What Is DIS?¶
Data Ingestion Service (DIS) addresses the challenge of transmitting data from outside the cloud to inside the cloud. DIS builds data intake streams for custom applications capable of processing or analyzing streaming data. DIS continuously captures, transmits, and stores terabytes of data from hundreds of thousands of sources every hour, such as logs, social media feeds, website clickstreams, and location-tracking events.
Data Flows¶
If you set the dump destination to Object Storage Service (OBS), the streaming data will be dumped to OBS.
Basic Concepts¶
Stream: A DIS stream is an ordered sequence of data records. Streams are distinguished from each other by the stream names assigned during DIS stream creation. When reading or writing streaming data, you need to specify the name of DIS stream from or to which data will be read or written.

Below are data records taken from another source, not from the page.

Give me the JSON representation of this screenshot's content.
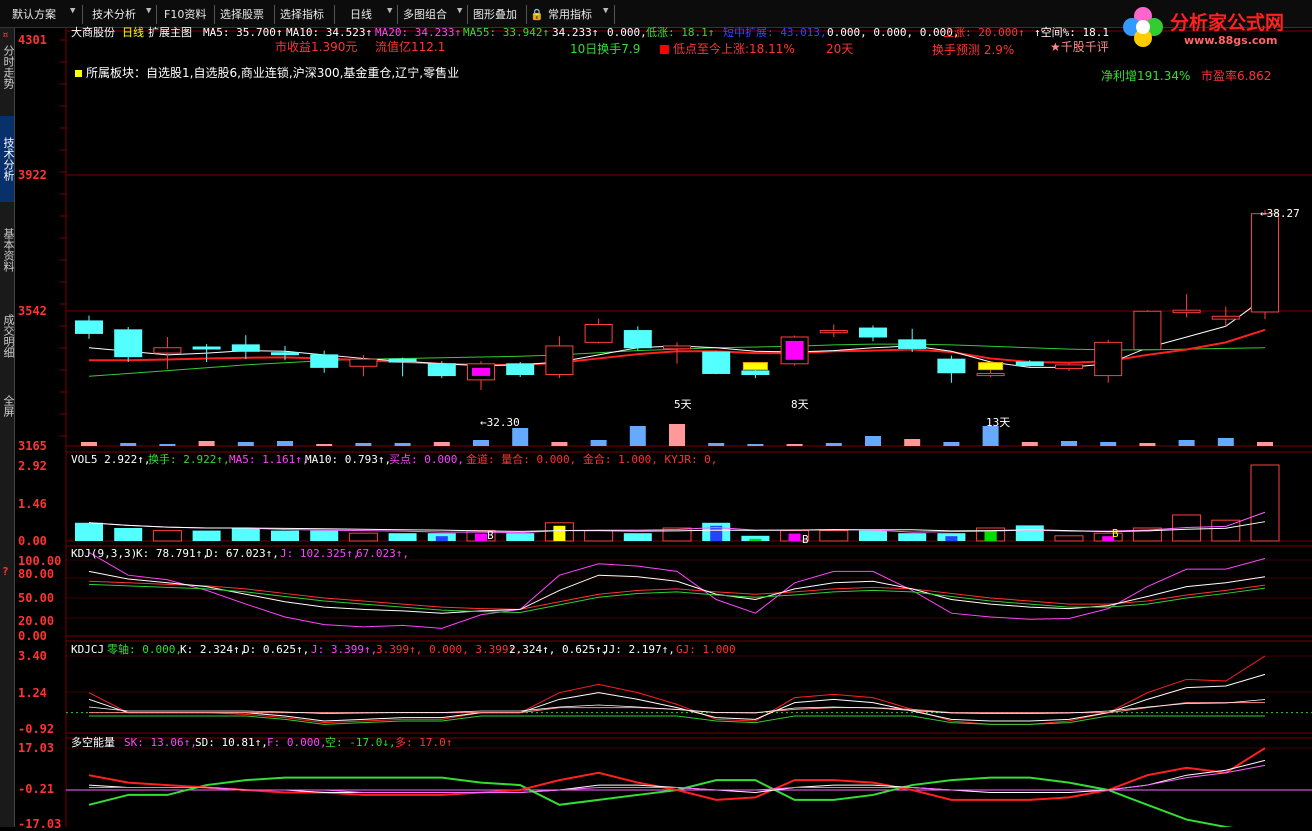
{
  "toolbar": {
    "items": [
      {
        "label": "默认方案",
        "arrow": true
      },
      {
        "label": "技术分析",
        "arrow": true
      },
      {
        "label": "F10资料",
        "arrow": false
      },
      {
        "label": "选择股票",
        "arrow": false
      },
      {
        "label": "选择指标",
        "arrow": false
      },
      {
        "label": "日线",
        "arrow": true
      },
      {
        "label": "多图组合",
        "arrow": true
      },
      {
        "label": "图形叠加",
        "arrow": false
      },
      {
        "label": "常用指标",
        "arrow": true
      }
    ]
  },
  "left_tabs": [
    "分时走势",
    "技术分析",
    "基本资料",
    "成交明细",
    "全屏"
  ],
  "logo": {
    "title": "分析家公式网",
    "url": "www.88gs.com"
  },
  "main_chart": {
    "stock_name": "大商股份",
    "period": "日线",
    "main_label": "扩展主图",
    "ma5": "MA5: 35.700↑",
    "ma10": "MA10: 34.523↑",
    "ma20": "MA20: 34.233↑",
    "ma55": "MA55: 33.942↑",
    "v1": "34.233↑",
    "v2": "0.000,",
    "low_rise": "低涨: 18.1↑",
    "hidden": "短中扩展: 43.013,",
    "v3": "0.000, 0.000, 0.000,",
    "rise": "上涨: 20.000↑",
    "space": "↑空间%: 18.1",
    "eps": "市收益1.390元",
    "float_cap": "流值亿112.1",
    "turnover10": "10日换手7.9",
    "low_to_now": "低点至今上涨:18.11%",
    "days": "20天",
    "turnover_forecast": "换手预测 2.9%",
    "rating": "★千股千评",
    "net_profit": "净利增191.34%",
    "pe": "市盈率6.862",
    "sector": "所属板块：自选股1,自选股6,商业连锁,沪深300,基金重仓,辽宁,零售业",
    "y_labels": [
      "4301",
      "3922",
      "3542",
      "3165"
    ],
    "annot_low": "←32.30",
    "annot_high": "←38.27",
    "annot_5d": "5天",
    "annot_8d": "8天",
    "annot_13d": "13天"
  },
  "vol_panel": {
    "header": [
      "VOL5 2.922↑,",
      "换手: 2.922↑,",
      "MA5: 1.161↑,",
      "MA10: 0.793↑,",
      "买点: 0.000,",
      "金道: 量合: 0.000, 金合: 1.000, KYJR: 0,"
    ],
    "y_labels": [
      "2.92",
      "1.46",
      "0.00"
    ],
    "b1": "B",
    "b2": "B",
    "b3": "B"
  },
  "kdj_panel": {
    "header": [
      "KDJ(9,3,3)",
      "K: 78.791↑,",
      "D: 67.023↑,",
      "J: 102.325↑,",
      "67.023↑,"
    ],
    "y_labels": [
      "100.00",
      "80.00",
      "50.00",
      "20.00",
      "0.00"
    ]
  },
  "kdjcj_panel": {
    "header": [
      "KDJCJ",
      "零轴: 0.000,",
      "K: 2.324↑,",
      "D: 0.625↑,",
      "J: 3.399↑,",
      "3.399↑, 0.000, 3.399↑,",
      "2.324↑, 0.625↑,",
      "JJ: 2.197↑,",
      "GJ: 1.000"
    ],
    "y_labels": [
      "3.40",
      "1.24",
      "-0.92"
    ]
  },
  "duokong_panel": {
    "header": [
      "多空能量",
      "SK: 13.06↑,",
      "SD: 10.81↑,",
      "F: 0.000,",
      "空: -17.0↓,",
      "多: 17.0↑"
    ],
    "y_labels": [
      "17.03",
      "-0.21",
      "-17.03"
    ]
  },
  "colors": {
    "grid": "#7a0000",
    "up": "#ff4040",
    "down": "#54ffff",
    "ma_white": "#ffffff",
    "ma_green": "#33cc33",
    "ma_red": "#ff2020",
    "magenta": "#ff00ff"
  },
  "candles": [
    {
      "o": 3515,
      "c": 3480,
      "h": 3530,
      "l": 3465,
      "dir": "down"
    },
    {
      "o": 3490,
      "c": 3415,
      "h": 3498,
      "l": 3400,
      "dir": "down"
    },
    {
      "o": 3425,
      "c": 3440,
      "h": 3470,
      "l": 3380,
      "dir": "up"
    },
    {
      "o": 3442,
      "c": 3442,
      "h": 3450,
      "l": 3400,
      "dir": "flat"
    },
    {
      "o": 3448,
      "c": 3430,
      "h": 3475,
      "l": 3408,
      "dir": "down"
    },
    {
      "o": 3426,
      "c": 3422,
      "h": 3445,
      "l": 3405,
      "dir": "flat"
    },
    {
      "o": 3420,
      "c": 3385,
      "h": 3432,
      "l": 3370,
      "dir": "down"
    },
    {
      "o": 3388,
      "c": 3408,
      "h": 3420,
      "l": 3360,
      "dir": "up"
    },
    {
      "o": 3408,
      "c": 3400,
      "h": 3412,
      "l": 3360,
      "dir": "down"
    },
    {
      "o": 3395,
      "c": 3362,
      "h": 3402,
      "l": 3355,
      "dir": "down"
    },
    {
      "o": 3350,
      "c": 3395,
      "h": 3402,
      "l": 3322,
      "dir": "up"
    },
    {
      "o": 3395,
      "c": 3365,
      "h": 3400,
      "l": 3358,
      "dir": "down"
    },
    {
      "o": 3365,
      "c": 3445,
      "h": 3472,
      "l": 3355,
      "dir": "up"
    },
    {
      "o": 3455,
      "c": 3505,
      "h": 3522,
      "l": 3452,
      "dir": "up"
    },
    {
      "o": 3488,
      "c": 3440,
      "h": 3500,
      "l": 3432,
      "dir": "down"
    },
    {
      "o": 3437,
      "c": 3445,
      "h": 3455,
      "l": 3395,
      "dir": "up"
    },
    {
      "o": 3428,
      "c": 3368,
      "h": 3430,
      "l": 3366,
      "dir": "flat_up"
    },
    {
      "o": 3375,
      "c": 3365,
      "h": 3378,
      "l": 3355,
      "dir": "down"
    },
    {
      "o": 3395,
      "c": 3470,
      "h": 3474,
      "l": 3390,
      "dir": "up"
    },
    {
      "o": 3482,
      "c": 3488,
      "h": 3505,
      "l": 3470,
      "dir": "up"
    },
    {
      "o": 3495,
      "c": 3470,
      "h": 3502,
      "l": 3458,
      "dir": "down"
    },
    {
      "o": 3462,
      "c": 3438,
      "h": 3493,
      "l": 3428,
      "dir": "down"
    },
    {
      "o": 3408,
      "c": 3370,
      "h": 3418,
      "l": 3342,
      "dir": "down"
    },
    {
      "o": 3362,
      "c": 3368,
      "h": 3392,
      "l": 3358,
      "dir": "up"
    },
    {
      "o": 3400,
      "c": 3390,
      "h": 3405,
      "l": 3388,
      "dir": "down"
    },
    {
      "o": 3382,
      "c": 3392,
      "h": 3395,
      "l": 3375,
      "dir": "up"
    },
    {
      "o": 3362,
      "c": 3455,
      "h": 3462,
      "l": 3342,
      "dir": "up"
    },
    {
      "o": 3435,
      "c": 3542,
      "h": 3545,
      "l": 3432,
      "dir": "up"
    },
    {
      "o": 3538,
      "c": 3545,
      "h": 3590,
      "l": 3525,
      "dir": "up"
    },
    {
      "o": 3520,
      "c": 3528,
      "h": 3555,
      "l": 3500,
      "dir": "up"
    },
    {
      "o": 3540,
      "c": 3815,
      "h": 3825,
      "l": 3520,
      "dir": "up"
    }
  ]
}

Partition: Data records in DIS streams are distributed into partitions. A partition is a base throughput unit of a DIS stream. When creating a DIS stream, you are expected to specify the number of partitions needed within your stream.

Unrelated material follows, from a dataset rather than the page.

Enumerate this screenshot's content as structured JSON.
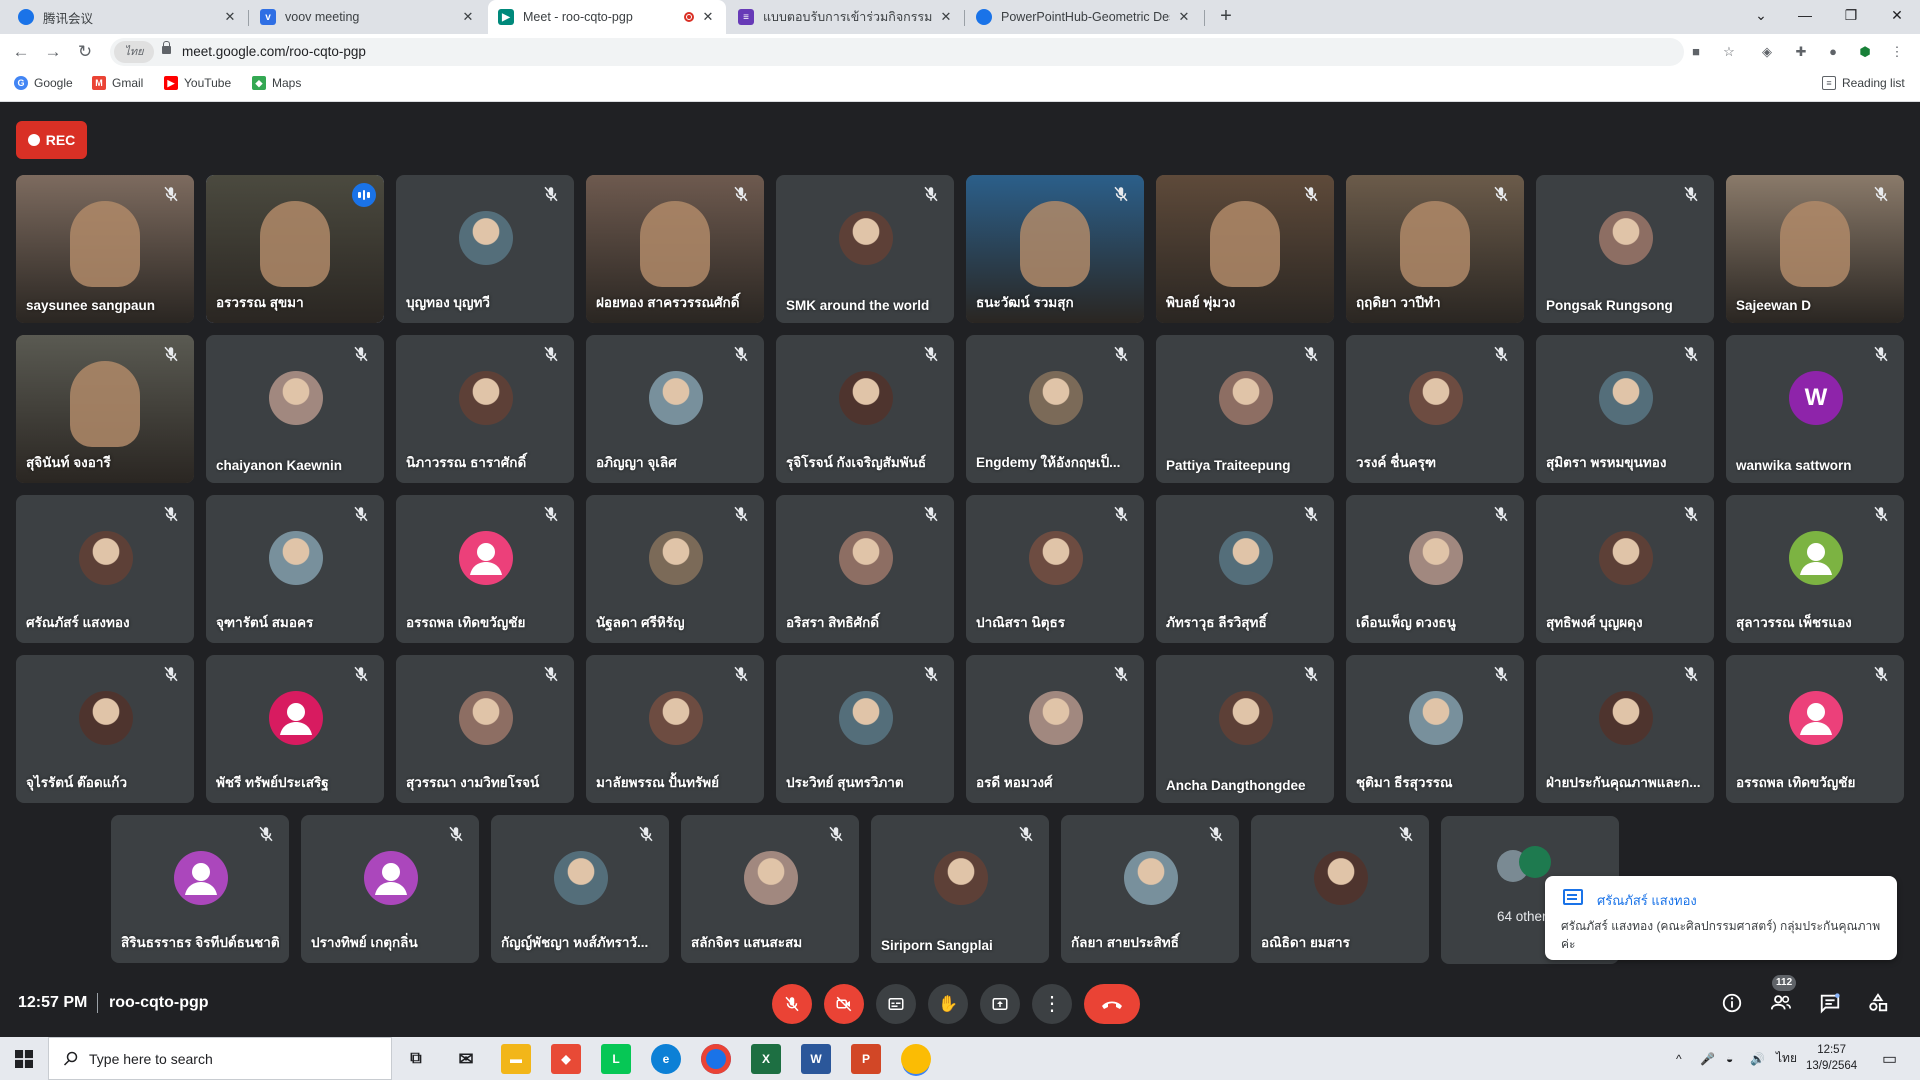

Record: A record is a unit of data stored in a DIS stream. A record consists of a serial number, partition key, and data block. Data blocks are important data that your data producer adds to the data stream. The maximum size of a data block (data payload before base64 encoding) is 1 MB.
Sequence number: Each data record has a sequence number that is unique within its partition. The sequence number is assigned by DIS when a data producer calls PutRecords to add data to a DIS stream.
Sequence numbers for the same partition key generally increase over time; the longer the time period between write requests (PutRecords requests), the larger the sequence numbers become.
DIS application: DIS applications write, read, and process data in DIS streams. You can develop DIS applications using the client library software development kit (SDK).
SDK: The SDK is a Java-based client library. With the SDK, you can build DIS applications easily to write, read, and process data in DIS streams.
Project: Projects are used to group and isolate OpenStack resources (computing resources, storage resources, and network resources). A project can be a department or a project team. Multiple projects can be created for one tenant account. A region has multiple projects, but one project is related to one region. DIS streams in different projects cannot communicate with each other.
Checkpoint: When an application consumes data, the latest serial number of the consumed data is recorded as a checkpoint. When the data is re-consumed, the consumption can be continued based on this checkpoint.
Application: When multiple applications consume data in the same stream, an APP is used as an identifier to distinguish consumption checkpoints of different applications.